Recent employment data released by High Commission for Planning points to a marked acceleration in job creation in Morocco during 2025. On paper, the numbers suggest a labor market gaining momentum after a weak 2024. In practice, the underlying picture is more complex, revealing a recovery that is uneven across geography, gender, age, and job quality.
The headline figure, nearly 200,000 net jobs created in a single year, reflects a sharp improvement in aggregate labor demand. This rebound is largely concentrated in urban areas and in paid employment, indicating a continued structural shift away from informal and unpaid work, particularly in agriculture. From a macroeconomic standpoint, this transition aligns with Morocco’s longer-term movement toward a more urban, service-oriented economy.
However, the urban bias of job creation remains pronounced. Cities accounted for virtually all net employment gains, while rural areas experienced continued job losses. This pattern reinforces a widening rural-urban divide and underscores the limited capacity of non-agricultural activities to absorb labor outside major urban centers. As agriculture continues to shed jobs due to climate stress, productivity gains, and consolidation, rural employment alternatives remain insufficiently developed.
Sectorally, services once again acted as the primary engine of employment growth, supported by finance, real estate, business services, and public-facing social services. Construction also registered strong gains, reflecting sustained investment in housing and infrastructure. Industry contributed positively, though at a more moderate scale. Agriculture stood apart as the only major sector in decline, continuing a trend that carries significant social consequences given the sector’s role as a primary employer in rural Morocco.
While the national unemployment rate edged lower, according to government data, the composition of unemployment reveals deeper vulnerabilities. Youth unemployment increased further, leaving more than one-third of economically active young people without work. This indicates that recent job creation has done little to improve entry into the labor market for first-time job seekers, particularly those transitioning out of education. The persistence of such high youth unemployment continues to fuel outward migration pressures and erodes confidence in domestic economic opportunity.
Gender disparities also widened. Female unemployment rose even as male unemployment declined, highlighting structural barriers that economic growth alone is not resolving.

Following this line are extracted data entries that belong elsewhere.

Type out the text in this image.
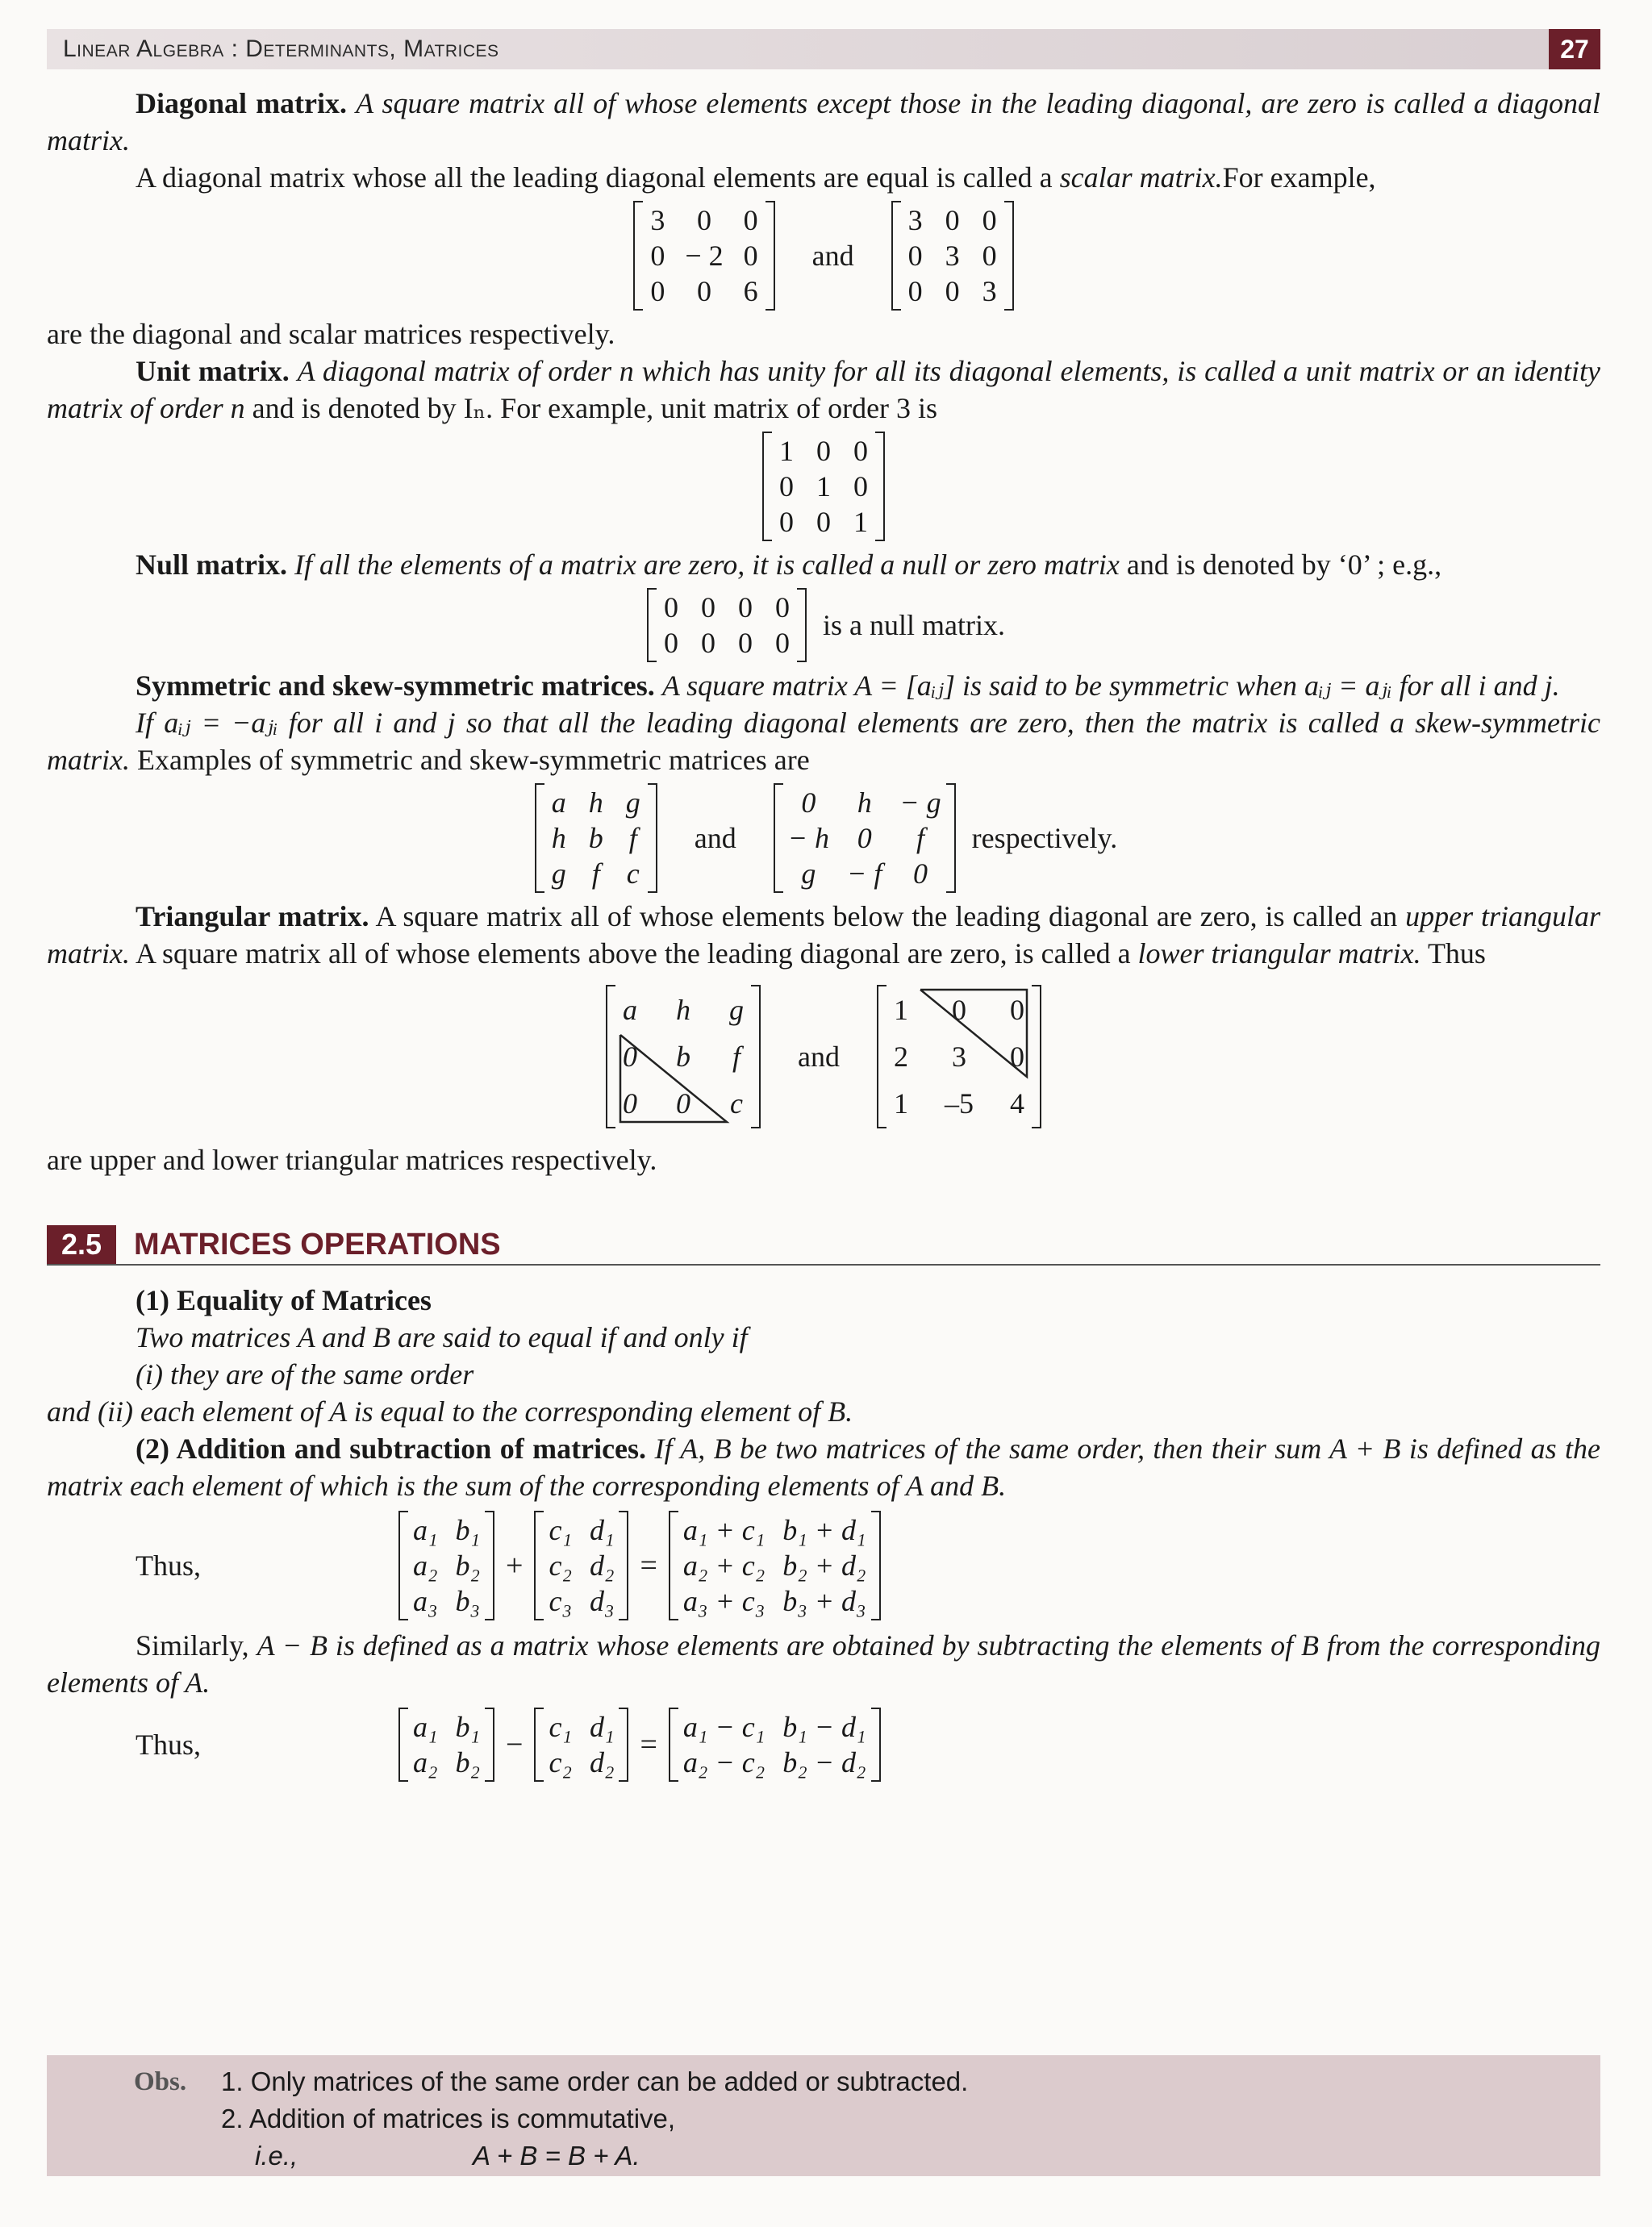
Linear Algebra : Determinants, Matrices	27

Diagonal matrix. A square matrix all of whose elements except those in the leading diagonal, are zero is called a diagonal matrix.

A diagonal matrix whose all the leading diagonal elements are equal is called a scalar matrix.For example,

3	0	0
0 − 2 0
0	0	6
and
3 0 0
0 3 0
0 0 3

are the diagonal and scalar matrices respectively.

Unit matrix. A diagonal matrix of order n which has unity for all its diagonal elements, is called a unit matrix or an identity matrix of order n and is denoted by Iₙ. For example, unit matrix of order 3 is

1 0 0
0 1 0
0 0 1

Null matrix. If all the elements of a matrix are zero, it is called a null or zero matrix and is denoted by ‘0’ ; e.g.,

0 0 0 0
0 0 0 0
is a null matrix.

Symmetric and skew-symmetric matrices. A square matrix A = [aᵢⱼ] is said to be symmetric when aᵢⱼ = aⱼᵢ for all i and j.

If aᵢⱼ = −aⱼᵢ for all i and j so that all the leading diagonal elements are zero, then the matrix is called a skew-symmetric matrix. Examples of symmetric and skew-symmetric matrices are

a h g
h b f
g f c
and
0	h − g
− h 0	f
g	− f	0
respectively.

Triangular matrix. A square matrix all of whose elements below the leading diagonal are zero, is called an upper triangular matrix. A square matrix all of whose elements above the leading diagonal are zero, is called a lower triangular matrix. Thus

a h g
0 b f
0 0 c
and
1 0 0
2 3 0
1 –5 4

are upper and lower triangular matrices respectively.

2.5	MATRICES OPERATIONS

(1) Equality of Matrices

Two matrices A and B are said to equal if and only if

(i) they are of the same order

and (ii) each element of A is equal to the corresponding element of B.

(2) Addition and subtraction of matrices. If A, B be two matrices of the same order, then their sum A + B is defined as the matrix each element of which is the sum of the corresponding elements of A and B.

Thus,
a₁ b₁
a₂ b₂
a₃ b₃
+
c₁ d₁
c₂ d₂
c₃ d₃
=
a₁ + c₁ b₁ + d₁
a₂ + c₂ b₂ + d₂
a₃ + c₃ b₃ + d₃

Similarly, A − B is defined as a matrix whose elements are obtained by subtracting the elements of B from the corresponding elements of A.

Thus,
a₁ b₁
a₂ b₂
−
c₁ d₁
c₂ d₂
=
a₁ − c₁ b₁ − d₁
a₂ − c₂ b₂ − d₂
Obs. 1. Only matrices of the same order can be added or subtracted.
2. Addition of matrices is commutative,
i.e.,	A + B = B + A.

Sectoral concentration, hiring practices, care responsibilities, and informality all appear to be limiting women’s access to new employment opportunities, even in expanding urban sectors.
Beyond unemployment rates, the quality of labor market attachment is deteriorating for many workers. Long-term unemployment increased, with a growing share of job seekers out of work for more than a year. The average duration of job search now stretches close to three years, and a large proportion of the unemployed have never held a job. This points to systemic difficulties in matching skills to available positions and in integrating new entrants into the workforce.
Underemployment presents another structural concern. A rising share of employed workers report insufficient hours or jobs that do not match their qualifications. This is especially pronounced in construction, a sector that is simultaneously creating jobs and exhibiting high labor precarity. The result is employment growth that does not consistently translate into income stability or upward mobility.
Regional disparities further complicate the picture. Economic activity and unemployment remain heavily concentrated in a small number of regions, while peripheral and southern areas continue to experience significantly higher joblessness. These imbalances reinforce internal migration and place additional strain on urban labor markets and public services.
Finally, the data highlights persistent weaknesses in social protection and formalization. A minority of workers benefit from employment-linked health coverage, and formal contracts remain far from universal, particularly in agriculture. This limits the social impact of job creation and leaves many workers exposed to economic shocks.
All in all, the 2025 employment figures describe a labor market that is expanding but not yet inclusive. Morocco is creating more jobs, and more of those jobs are paid and urban. Yet young people, women, rural workers, and long-term job seekers remain largely excluded from the gains.